An announcement
So it’s Body Image Warrior Week— the fabulous creation of Sally McGraw (of Already Pretty fame)! We’re hooking up with NEDA for NEDAwareness Week and drawing attention to the need to talk about body image. All of the BIWW participants submitted a post and we’re now featuring those posts on our blogs. Here’s the one I picked. It’s by Rosie Molinary:
Years ago, there was an ad (Nike?) that I just loved. It read:
You are born. And oh, how you wail! Your first breath is a scream. Not timid or low, but selfish and shattering, with all the force of waiting nine months under water. Your whole life should be like that: An announcement.
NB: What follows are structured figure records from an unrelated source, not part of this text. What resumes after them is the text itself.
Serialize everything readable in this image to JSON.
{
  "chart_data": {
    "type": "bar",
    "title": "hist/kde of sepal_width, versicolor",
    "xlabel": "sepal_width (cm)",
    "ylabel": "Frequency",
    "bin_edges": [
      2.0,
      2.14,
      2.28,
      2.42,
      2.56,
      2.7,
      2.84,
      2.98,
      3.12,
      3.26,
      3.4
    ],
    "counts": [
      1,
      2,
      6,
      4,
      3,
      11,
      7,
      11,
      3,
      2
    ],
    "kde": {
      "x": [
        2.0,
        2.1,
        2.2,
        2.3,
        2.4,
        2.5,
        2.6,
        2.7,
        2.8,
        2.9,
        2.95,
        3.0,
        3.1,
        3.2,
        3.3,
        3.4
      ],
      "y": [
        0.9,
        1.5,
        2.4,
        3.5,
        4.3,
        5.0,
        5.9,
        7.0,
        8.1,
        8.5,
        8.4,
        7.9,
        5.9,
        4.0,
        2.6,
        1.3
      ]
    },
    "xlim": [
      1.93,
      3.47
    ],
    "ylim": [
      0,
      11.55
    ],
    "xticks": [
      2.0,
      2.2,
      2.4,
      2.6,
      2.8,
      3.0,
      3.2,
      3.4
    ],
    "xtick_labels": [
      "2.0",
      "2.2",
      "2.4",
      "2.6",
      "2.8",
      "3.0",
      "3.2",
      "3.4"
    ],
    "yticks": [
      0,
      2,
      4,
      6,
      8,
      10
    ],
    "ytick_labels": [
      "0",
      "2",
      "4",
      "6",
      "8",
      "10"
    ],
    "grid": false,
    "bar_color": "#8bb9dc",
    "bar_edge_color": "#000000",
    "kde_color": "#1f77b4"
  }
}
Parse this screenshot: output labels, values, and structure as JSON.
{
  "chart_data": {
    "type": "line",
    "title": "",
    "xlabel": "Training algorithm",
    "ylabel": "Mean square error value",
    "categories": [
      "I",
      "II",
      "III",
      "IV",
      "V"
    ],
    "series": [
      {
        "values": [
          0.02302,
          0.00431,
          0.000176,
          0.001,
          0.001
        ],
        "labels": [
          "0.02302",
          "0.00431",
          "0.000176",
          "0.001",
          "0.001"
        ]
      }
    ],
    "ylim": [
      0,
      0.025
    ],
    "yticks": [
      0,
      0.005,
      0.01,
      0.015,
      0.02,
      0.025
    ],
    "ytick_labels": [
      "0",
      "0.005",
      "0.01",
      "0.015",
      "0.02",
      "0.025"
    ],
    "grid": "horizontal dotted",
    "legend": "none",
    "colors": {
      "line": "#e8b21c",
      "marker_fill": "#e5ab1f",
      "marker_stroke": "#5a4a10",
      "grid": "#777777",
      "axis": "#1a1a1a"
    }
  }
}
I tore it out when I saw it and plastered it on my vision wall in my bedroom, my eyes focused on those words: an announcement. Could I live my life like an announcement? And would the way I lived my life be worthy of an announcement?
I am reminded of that ad when I watch my son, in his full self-possession, move through the world. He is irrepressible, embodied joy, electric. He, indeed, lives his life as an announcement. He’s not scared to make an announcement, and he is certainly not scared that his announcement isn’t good enough. Just by being, his announcement is special, he reminds me.
Every single child begins that way- we all begin self-possessed and confident about our announcement. All of us come into this world playing big, not small. We don’t suppress our cries or laughs or joys. We don’t think badly of ourselves. We live life as an announcement and what we have to announce feels worthy, valuable, like a gift to the world.
(source)
But, too often, somewhere on the way to adulthood, something shifts. Our sense of our own brilliance fades. Our understanding of our own beauty dims. Our announcement is quieted. Maybe it was the media that overwhelmed us. With instant access to information, with thousands of images shot at us every day, maybe we digested and internalized too much of the scrutiny. Maybe it was an unintended slight that stung us or a comment that someone delivered flippantly that we have held onto forever. Maybe it was not being chosen for this or being ignored by them, maybe it was a loss so significant that it still seems like our soul is empty from it. Maybe it was the way our body matured into adulthood that felt like a betrayal, or the way that it didn’t.